Исаак, точно так же, как и Мари, уснуть этой ночью не смог, его мысли сводились лишь к одному: он скорее хотел жениться на этом прекрасном создании и обнять её, желанную, как свою любимую и единственную женщину. В этих мыслях он обретал четкое осознание своих дальнейших действий: что и как будет делать.

На следующий день робкий до этого момента Исаак, вдохновлённый случившейся встречей, обрёл уверенность в себе и, не теряя ни минуты времени при встрече с Мари вместо приветствий и робких ужимок, взял её ладони в свои руки и твердо по-мужски произнес:

– Мари, я прошу тебя, выходи за меня замуж, я буду тебе самым хорошим, верным мужем!
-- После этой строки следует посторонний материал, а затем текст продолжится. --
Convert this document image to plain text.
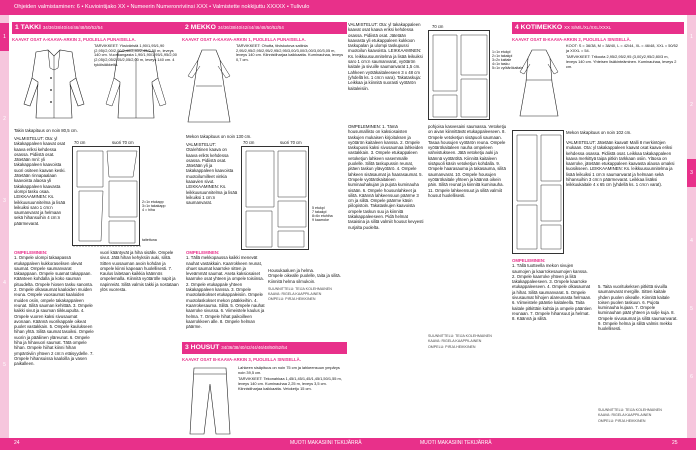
Ohjeiden valmistaminen: 6 • Kuviointijako XX • Numeerin Numeronriviinsi XXX • Valmistette nokkijuttu XXXXX • Tulivulo
1
2
3
4
5
1
2
3
4
5
6
1 TAKKI 34/36/38/40/44/46/48/50/52/54
KAAVAT OSAT A-KAAVA-ARKIN 2, PUOLELLA PUNAISELLA.
TARVIKKEET: Yksiväristä 1,90/1,95/1,90 (2,95)/2,00/2,00/2,40/2,40/2,45/2,50 m, leveys 140 cm. Vuorikangasta 1,90/1,90/1,95/1,95/2,00 (2,05)/2,05/2,05/2,05/2,00 m, leveys 140 cm. 4 tyköisiäkkeitä.
Takin takapituus on noin 80,5 cm.
VALMISTELUT: Ota: yl takakappaleen kaavat osat kaava eriksi kehdessa osassa. Pidiistä osat. Jätetään mnl: yli takakappaleen kaavoista suori ositeen kaavan keski. Jätetään rinnapaalaan kaavoista alaosa yli takakappaleen kaavasta ulompi tasku osaa. LEIKKAAMINEN: Ks. leikkuusuunnitelma ja lisää leikuiksi saro 1 cm:n saumanvarat ja helmaan sekä hihansuihin 4 cm:n päärmevarat.
70 cm	suori 70 cm
2=1x etukapp
3=1x takakapp
4 = hiha
taitettuna
OMPELEMINEN:
1. Ompele ulompi takaapassä etukappaleen kukkoraselisen olevat saumat. Ompele saumanvarat takaappaan. Ompele suamat takappaan. Käänteen kohdalla ja koko sauman pituudelta. Ompele hiosen tasku sanonta. 2. Ompele olkasaumat kaaloiden muiden reuna. Ompele vuosaumat kaaloiden muiden osiin, ompele takakappaleen reunat. Silitä sauman kehittää. 3. Ompele kaikki sivut ja sauman tiikkuupulta. 4. Ompele vuoren kaksi sivusaumat avonaan. Käännä vuorikappale oikeat puolet vastakkain. 5. Ompele kaulukseen hihan yhtä. Silitä saumat tasoiksi. Ompele vuorin ja pääliinen yläreunat. 6. Ompele hiha ja hihavuori saumat. Tätä ompele hihan. Ompele hiihat kiinni hihan ympäröiviin yhteen 2 cm:n etäisyydelle. 7. Ompele hihansuissa kaaloilla ja vasen paikalleen.
vuori kääntyvät ja hiha sisälle. Ompele sivut. Jätä hihan kehyksiin auki, silitä. Sitten vuosauman avoin kohdan ja ompele kiinni kapeaan huolellisesti. 7. Kaulus laitetaan kaikkia käännös ompelemalla. Kiinnitä vyötärölle napit ja napinreiät. Silitä valmis takki ja nostataan ylös vuoresta.
2 MEKKO 34/36/38/40/42/44/46/48/50/52/54
KAAVAT OSAT A-KAAVA-ARKIN 1, PUOLELLA PUNAISELLA.
TARVIKKEET: Ohutta, tiiviskutova satiinia 2,95/2,95/2,95/2,95/2,95/2,95/3,00/3,00/3,00/3,00/3,05 m, leveys 140 cm. Kiinnistiharjaa kaikkaatta. Kuminauhaa, leveys 0,7 cm.
Mekon takapituus on noin 130 cm.
VALMISTELUT: Ota/ehtinen kaava on kaava erikts kehdessa osassa. Pidiistä osat. Jätetään yli ja takakappaleen kaavoista muotoilumilleet vinkia kaaavien sivut. LEIKKAAMINEN: Ks. leikkuusuunnitelma ja lisää leikuiksi 1 cm:n saumanvarat.
70 cm	suori 70 cm
5 etukpl
7 takakpl
8=6x etuhiha
9 kaarroke
OMPELEMINEN:
1. Tällä mekkopaussa kaikki menevät nauhat vastakkain. Kaarrokkeen reunat, ohuet saumat kaarroke sitten ja leveämmät saumat. Aseta kaksiosaiset kaarroke osat yhteen ja ompele toisiinsa. 2. Ompele etukappale yhteen takakappaleen kanssa. 3. Ompele muotolaskokset etukappaleisiin. Ompele muotolaskokset mekon pääkkeihin. 4. Kaarrokesauma. Silitä. 5. Ompele nauhat kaarroke sivussa. 6. Viimeistele kaulus ja helma. 7. Ompele hihat paikoilleen kaarrokkeen alle. 8. Ompele helman päärme.
3 HOUSUT 34/36/38/40/42/44/46/48/50/52/54
KAAVAT OSAT B-KAAVA-ARKIN 3, PUOLELLA SINISELLÄ.
Lahkeen sisäpituus on noin 75 cm ja lahkeensuun ympärys noin 39,5 cm.
TARVIKKEET: Tekonahkaa 1,45/1,45/1,45/1,45/1,50/1,55 m, leveys 140 cm. Kuminauhaa 2,25 m, leveys 3,5 cm. Kiinnistiharjaa kaikkaatta. Vetoketju 15 cm.
Housukaaluen ja helma.
Ompele oikealle puolelle, taita ja silitä. Kiinnitä helma silmukoin.
SUUNNITTELU: TEIJA KOLEHMAINEN
KAAVA: RIGELA KAAPPILAINEN
OMPELU: PIRJA HEIKKINEN
VALMISTELUT: Ota: yl takakappaleen kaavat osat kaava eriksi kehdessa osassa. Pidiistä osat. Jätetään kaavasta yli etukappaleen kukkoon taskupalan ja ulompi taskupussi muotoilun kaavoista. LEIKKAAMINEN: Ks. leikkuusuunnitelma ja lisää leikuiksi saro 1 cm:n saumanvarat, vyötärön kaitale ja sivuille saumanvarat 1,5 cm. Lahkeen vyötäkaitaleeseen 3 x 48 cm (yhdellä ks. 1 cm:n vara). Takataskuja: Leikkaa ja kiinnitä suorasti vyötärön kaitaleisiin.
70 cm
1=1x etukpl
2=1x takakpl
3=2x kaitale
4=1x tasku
5=1x vyötärökaitale
OMPELEMINEN: 1. Tämä housumallisto on kaksiosaisten taskujen mukaisen kirjoituksen ja vyötärön kaitaleen kanssa. 2. Ompele taskupussi kaksi sivusaumaa lahkeiden vastakkain. 3. Ompele etukappaleen vetoketjun lahkeen vasemmalle puolelle. Silitä taskupussin reunat, pitäen taskun ylävyötärö. 4. Ompele lahkeen sisäsaumat ja haarasaumat. 5. Ompele vyötärökaitaleen kuminauhakujan ja pujota kuminauha sisään. 6. Ompele housunlahkeet ja silitä. Käännä lahkeensuun päärme 3 cm ja silitä. Ompele päärme käsin piilopistoin. Takataskujen kaavoista ompele taskun suu ja kiinnitä takakappaleeseen. Pidä helmat tasaisina ja silitä valmiit housut kevyesti nurjalta puolelta.
pohjoisa kasvesaini saumassa. Vetoketju on aivan kiinnittävät etukappaleeseen. 8. Ompele vetoketjun sisäpuoli saumaan. Tasaa housujen vyötärön reuna. Ompele vyötärökaitaleen nauha ompeleen vahvistukseen. Jätä vetoketju auki ja käännä vyötäröltä. Kiinnitä kaitaleen sisäpuoli käsin vetoketjun kohdalla. 9. Ompele haarasauma ja takasauma, silitä saumanvarat. 10. Ompele housujen vyötärökaitale yhteen ja käännä oikein päin. Silitä reunat ja kiinnitä kuminauha. 11. Ompele lahkeensuut ja silitä valmiit housut huolellisesti.
SUUNNITTELU: TEIJA KOLEHMAINEN
KAAVA: RIGELA KAAPPILAINEN
OMPELU: PIRJA HEIKKINEN
4 KOTIMEKKO XX S/M/L/XL/XXL/XXXL
KAAVAT OSAT B-KAAVA-ARKIN 2, PUOLELLA SINISELLÄ.
KOOT: S = 36/38, M = 38/40, L = 42/44, XL = 46/48, XXL = 50/52 ja XXXL = 54.
TARVIKKEET: Trikoota 2,95/2,95/2,95 (3,00)/2,95/2,80/3 m, leveys 140 cm. Yhteisen lisäkinteäminen. Kuminauhaa, leveys 2 cm.
Mekon takapituus on noin 102 cm.
VALMISTELUT: Jätetään kaavat! Malli 8 merkintöjen mukaan. Ota: yl takakappaleen kaavat osat kaava eriksi kehdessa osassa. Pidiistä osat. Leikkaa takakappaleen kaava merkittyä taipa pitkin tarkkaan osiin. Yläosa on kaarroke, jätetään etukappaleen kaavasta alaosa omaksi kuosikseen. LEIKKAAMINEN: Ks. leikkuusuunnitelma ja lisää leikuiksi 1 cm:n saumanvarat ja helmaan sekä hihansuihin 3 cm:n päärmevarat. Leikkaa lisäksi leikkuukaitale 4 x 65 cm (yhdellä ks. 1 cm:n varat).
OMPELEMINEN:
1. Tällä tuotteella mekon sivujen saumojen ja kaarrokesaumojen kanssa. 2. Ompele kaarroke yhteen ja liitä takakappaleeseen. 3. Ompele kaarroke etukappaleeseen. 4. Ompele olkasaumat ja hihat. Silitä saumanvarat. 5. Ompele sivusaumat hihojen alareunasta helmaan. 6. Viimeistele pääntie kaitaleella. Taita kaitale pitkittäin kahtia ja ompele pääntien reunaan. 7. Ompele hihansuut ja helmat. 8. Käännä ja silitä.
5. Taita vuoritukeksen pitkittä sivuilla saumanvarat mergille. Sitten kaitale yhden puolen oikealle. Kiinnitä kaitale toisen puolen taskuun. 6. Pujota kuminauha kujaan. 7. Ompele kuminauhan päät yhteen ja sulje kuja. 8. Ompele sivusaumat ja silitä saumanvarat. 9. Ompele helma ja silitä valmis mekko huolellisesti.
SUUNNITTELU: TEIJA KOLEHMAINEN
KAAVA: RIGELA KAAPPILAINEN
OMPELU: PIRJA HEIKKINEN
24	MUOTI MAKASIINI TEKIJÄRRÄ	MUOTI MAKASIINI TEKIJÄRRÄ	25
Мари никак не ожидала такого стремительного разворота событий и смотрела на него, потеряв дар речи, округлившимися от удивления глазами.

– Мари, да? – он попытался помочь ей принять решение.

Мари ушам своим не верила, да и разве такое возможно? Разве это он, разве это её влюбленный, нежный молодой мужчина? И плохо осознавая происходящее, едва заметно кивнула головой.

Исаак, обнял её и прижал к себе.

– Мари, моя милая Мари, ты всегда будешь только моя Мари, – прошептал он ей на ушко. – Если бы ты знала Мари, как давно я мечтал об этом дне, как я жаждал нашей встречи и как боялся даже подойти к тебе, а теперь ты моя Мари.

Голова девушки кружилась, она словно попала в другое измерение и, пребывая в ощущении невесомости, испытывала такой сильный прилив чувств, какие ей ранее были не знакомы: всё тело пылало жаром от пронизывающих токов любви, исходивших от жениха.